Surveys of girls continue to show that, while most expect to work for pay when they are women, they also anticipate that a man will take care of them financially. This astounding attitude is evidence of how powerful the unrealistic Disney-like myths remain in our daughters’ impressions. That’s why sharing our work heritage – including our work ethic, obligations and experience -- is so valuable for our daughters’ futures.
"I’ve told her from the get-go, if she thinks some guy is gonna take care of her every need and comfort, then she’s living in la-la land. She sees her mom and I working and most of the time liking it. Her husband could get hit by a bus or she could get divorced. There will be times when she has to bail herself out – ain’t nobody else gonna do it for her."
It’s now true that nearly every one of our daughters will hold a paid job during her adult life, just like nearly every one of us has. And while no dad hopes his daughter’s adult relationships will fail, there’s also a decent chance that she will divorce sometime during her adult years. She'll have to learn how to live independently.
When we share our work heritage and career experience – with both sons and daughters – then we give them a firmer grip on their future than any fairy tales can. If we encourage our daughters’ talents and dreams, we guarantee that they won’t sleep through life waiting for a charming stranger’s wake up call.

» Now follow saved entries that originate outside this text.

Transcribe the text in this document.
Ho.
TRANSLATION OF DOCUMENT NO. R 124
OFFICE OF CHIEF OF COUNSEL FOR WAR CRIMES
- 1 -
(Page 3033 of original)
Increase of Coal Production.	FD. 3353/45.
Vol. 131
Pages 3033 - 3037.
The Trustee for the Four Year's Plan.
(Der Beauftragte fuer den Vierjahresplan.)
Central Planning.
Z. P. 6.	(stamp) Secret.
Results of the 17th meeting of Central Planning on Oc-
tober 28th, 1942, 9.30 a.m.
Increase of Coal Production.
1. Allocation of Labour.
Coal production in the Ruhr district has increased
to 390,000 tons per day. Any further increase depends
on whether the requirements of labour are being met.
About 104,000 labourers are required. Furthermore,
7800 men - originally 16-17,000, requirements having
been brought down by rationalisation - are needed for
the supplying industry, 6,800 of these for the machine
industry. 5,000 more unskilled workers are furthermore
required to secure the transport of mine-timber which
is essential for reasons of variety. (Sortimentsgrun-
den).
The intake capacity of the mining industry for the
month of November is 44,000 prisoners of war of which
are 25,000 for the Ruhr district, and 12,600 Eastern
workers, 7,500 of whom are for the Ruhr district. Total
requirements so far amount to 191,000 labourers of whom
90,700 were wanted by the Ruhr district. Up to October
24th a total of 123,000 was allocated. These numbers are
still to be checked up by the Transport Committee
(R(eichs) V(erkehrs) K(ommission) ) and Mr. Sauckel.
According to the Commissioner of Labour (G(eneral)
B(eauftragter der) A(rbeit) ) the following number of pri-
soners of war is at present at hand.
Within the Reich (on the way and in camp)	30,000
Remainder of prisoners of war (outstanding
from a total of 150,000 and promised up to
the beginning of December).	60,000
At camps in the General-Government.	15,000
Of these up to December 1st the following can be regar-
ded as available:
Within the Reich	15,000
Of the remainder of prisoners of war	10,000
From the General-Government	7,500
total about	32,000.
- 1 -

In reality, your daughter will have years – maybe all of her adult life – during which she and/or her family depend on her income; a job won’t be optional. Because women marry and have children later than ever, and on average spend additional “single” years after divorce or a spouse’s death, our daughters will have to support themselves even when their families don’t rely on their income.
It all boils down to this: My daughter isn’t Sleeping Beauty, there is no rich Prince Charming waiting for her, and life isn’t a fairy tale. She and I both need to realize this if she’s going to be successful.